Emily Robinson

Role: HQP Scholar

Degree: M.Sc.

Primary Faculty Advisor: Simon Somogyi

Project: Plastic Makes Perfect: A Value Chain Analysis of Single-Use Plastics in the Agri-Food Sector

Department: School of Hospitality, Food and Tourism Management, Lang

What inspired you to pursue your current degree? 

Having spent my undergraduate degree studying and working in the hospitality industry, I learned a lot about what was important to me in my career. I began studying hospitality because I was passionate about food and travel but along the way, I found a lot of purpose in trying to improve the way things currently operate. I chose to pursue a Masters in the field because I wanted to learn how to improve environmental practices in the industry.
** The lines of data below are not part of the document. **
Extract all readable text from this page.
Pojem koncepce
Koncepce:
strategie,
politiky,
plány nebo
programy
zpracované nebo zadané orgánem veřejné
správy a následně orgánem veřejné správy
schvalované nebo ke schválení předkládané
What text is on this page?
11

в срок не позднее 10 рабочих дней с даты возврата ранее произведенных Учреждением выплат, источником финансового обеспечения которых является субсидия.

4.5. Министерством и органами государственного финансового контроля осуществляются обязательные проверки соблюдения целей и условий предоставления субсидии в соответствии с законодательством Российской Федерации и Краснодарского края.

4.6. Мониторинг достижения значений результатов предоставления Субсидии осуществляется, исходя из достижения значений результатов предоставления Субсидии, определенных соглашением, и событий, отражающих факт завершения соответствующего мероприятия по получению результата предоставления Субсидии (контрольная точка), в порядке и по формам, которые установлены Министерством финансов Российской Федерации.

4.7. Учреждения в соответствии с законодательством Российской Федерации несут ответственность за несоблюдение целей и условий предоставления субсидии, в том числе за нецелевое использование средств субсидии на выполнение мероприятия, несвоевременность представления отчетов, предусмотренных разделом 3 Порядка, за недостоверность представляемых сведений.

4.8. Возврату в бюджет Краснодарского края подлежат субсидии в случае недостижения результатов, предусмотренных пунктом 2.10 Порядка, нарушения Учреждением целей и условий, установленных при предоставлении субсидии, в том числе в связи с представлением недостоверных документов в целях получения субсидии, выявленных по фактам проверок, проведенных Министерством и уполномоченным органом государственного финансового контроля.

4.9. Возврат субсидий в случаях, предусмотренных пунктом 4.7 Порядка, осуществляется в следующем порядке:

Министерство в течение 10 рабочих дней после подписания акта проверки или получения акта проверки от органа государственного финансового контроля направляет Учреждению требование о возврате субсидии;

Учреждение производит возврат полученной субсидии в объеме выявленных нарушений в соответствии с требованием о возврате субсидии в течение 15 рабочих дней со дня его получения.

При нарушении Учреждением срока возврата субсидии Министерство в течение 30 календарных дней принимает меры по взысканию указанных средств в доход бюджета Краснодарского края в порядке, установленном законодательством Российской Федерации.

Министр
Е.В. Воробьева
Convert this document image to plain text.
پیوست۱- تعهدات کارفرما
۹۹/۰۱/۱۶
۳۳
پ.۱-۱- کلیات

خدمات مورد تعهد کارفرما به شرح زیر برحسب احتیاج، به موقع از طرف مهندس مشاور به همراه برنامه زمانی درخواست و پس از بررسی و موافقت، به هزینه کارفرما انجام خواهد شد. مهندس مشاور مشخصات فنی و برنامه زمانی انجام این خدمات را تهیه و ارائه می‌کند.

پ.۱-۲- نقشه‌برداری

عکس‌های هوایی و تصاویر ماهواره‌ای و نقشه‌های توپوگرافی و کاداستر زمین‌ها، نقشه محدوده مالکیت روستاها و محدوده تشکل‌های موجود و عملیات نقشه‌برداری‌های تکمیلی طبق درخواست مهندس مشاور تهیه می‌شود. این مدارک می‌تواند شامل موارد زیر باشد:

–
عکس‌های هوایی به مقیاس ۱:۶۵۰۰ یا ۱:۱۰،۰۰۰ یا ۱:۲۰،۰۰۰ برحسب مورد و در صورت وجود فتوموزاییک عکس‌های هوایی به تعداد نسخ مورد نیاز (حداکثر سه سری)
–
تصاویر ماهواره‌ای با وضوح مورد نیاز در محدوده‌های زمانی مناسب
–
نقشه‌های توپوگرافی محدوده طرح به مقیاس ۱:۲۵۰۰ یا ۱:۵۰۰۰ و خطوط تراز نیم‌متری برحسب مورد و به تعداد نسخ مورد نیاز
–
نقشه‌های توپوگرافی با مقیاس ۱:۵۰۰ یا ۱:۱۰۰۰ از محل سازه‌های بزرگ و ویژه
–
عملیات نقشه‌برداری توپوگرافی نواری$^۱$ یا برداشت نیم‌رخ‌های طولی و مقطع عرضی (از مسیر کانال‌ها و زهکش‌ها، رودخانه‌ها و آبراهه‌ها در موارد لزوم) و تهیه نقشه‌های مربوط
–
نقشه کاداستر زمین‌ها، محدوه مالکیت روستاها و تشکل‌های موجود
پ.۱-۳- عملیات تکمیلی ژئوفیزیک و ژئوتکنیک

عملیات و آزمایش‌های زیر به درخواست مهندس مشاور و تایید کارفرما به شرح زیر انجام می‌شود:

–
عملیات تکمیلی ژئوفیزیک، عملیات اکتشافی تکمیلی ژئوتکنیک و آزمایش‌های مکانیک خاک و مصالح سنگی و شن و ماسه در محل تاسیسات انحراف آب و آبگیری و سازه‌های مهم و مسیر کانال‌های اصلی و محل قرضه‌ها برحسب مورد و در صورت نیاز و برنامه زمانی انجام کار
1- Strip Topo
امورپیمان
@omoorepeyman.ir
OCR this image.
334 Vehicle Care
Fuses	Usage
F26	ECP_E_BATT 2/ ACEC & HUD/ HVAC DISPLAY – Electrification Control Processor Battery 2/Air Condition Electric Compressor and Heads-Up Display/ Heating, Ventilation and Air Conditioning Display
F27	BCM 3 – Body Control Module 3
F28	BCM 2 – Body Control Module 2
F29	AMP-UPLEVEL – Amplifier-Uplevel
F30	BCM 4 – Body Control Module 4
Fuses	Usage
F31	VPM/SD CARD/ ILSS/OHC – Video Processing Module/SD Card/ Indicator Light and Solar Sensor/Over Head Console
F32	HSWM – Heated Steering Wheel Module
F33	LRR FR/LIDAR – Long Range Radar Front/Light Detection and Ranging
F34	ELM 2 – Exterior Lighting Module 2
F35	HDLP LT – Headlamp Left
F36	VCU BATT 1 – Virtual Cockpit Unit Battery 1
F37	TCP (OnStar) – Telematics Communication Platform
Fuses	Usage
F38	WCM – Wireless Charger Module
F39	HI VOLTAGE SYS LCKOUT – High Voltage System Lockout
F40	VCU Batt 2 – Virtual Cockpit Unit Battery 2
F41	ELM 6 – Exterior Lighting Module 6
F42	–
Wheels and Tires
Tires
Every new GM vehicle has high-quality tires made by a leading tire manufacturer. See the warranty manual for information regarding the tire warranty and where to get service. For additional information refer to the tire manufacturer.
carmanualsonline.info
What about your research area excites you? 

The importance and relevancy of my research area excite me! Given the implementation of a single-use plastics ban in Canada coming into effect as early as the end of this year, it will be difficult for restaurants to adapt. I hope my research can serve as a form of guidance in navigating the elimination of plastics in restaurants and can hopefully be translated up the supply chain.

What challenges do you find in your research, and how do you try to overcome them? 

The main challenge in my research is the difficulty in communicating the importance of this research to restaurant owners and operators. Having had experience in the industry myself, I can understand the time constraints and endless list of priorities that might deter restaurants from participating in research, however, it can make things difficult as a researcher.

How would you describe your research and the implications of your project? 

My research is about investigating the perceived barriers in eliminating single-use plastics from Canadian restaurants. Given the single-use plastic ban coming into effect, the constant pressure from employees and consumers, and the search for sustainable business models, this research has many practical implications. Primarily, my research should help restaurant owners and operators find common barriers in eliminating plastics in their supply chains and find ways to collectively tackle these issues.

What do you see as your next steps after completing your degree? 

After completing my degree, I want to work in consulting or policy change in order to apply what I’ve learned about sustainable processes to the foodservice industry. I want to be able to use my Masters degree to make lasting changes in the industry and to work towards a more sustainable food future.

What role has the HQP scholarship played in your academic journey so far?

The HQP scholarship has helped immensely in allowing me to focus completely on my studies. In my undergraduate degree, I was always holding a part-time job to keep up, so the scholarship has been a huge help in concentrating on what I want to pursue. Additionally, the network of other scholars and the community this scholarship has provided has opened my eyes to countless opportunities in the industry. Through the agri-food innovations course, I’ve also been able to dive into unique agri-food topics that I wouldn’t otherwise have been able to learn about.

What are three of your favourite activities outside the lab? 

Three of my favourite activities in my personal life are cooking and baking (I’ve been in the kitchen since I could reach the stove!), spending time outdoors (especially anything active outdoors), and travelling (when it was safe to do so, of course).

What is one important thing you have learned during the pandemic?

One important thing that I’ve learned during the pandemic is to continue to be grateful for the small things the everyday. This situation has really put into perspective how fortunate I am to be continuing my education in an area I’m passionate about, and for even simpler things like having shelter, food and a stable income. Not to mention the extra appreciation I now have for my friends and family and the support they’ve always given me!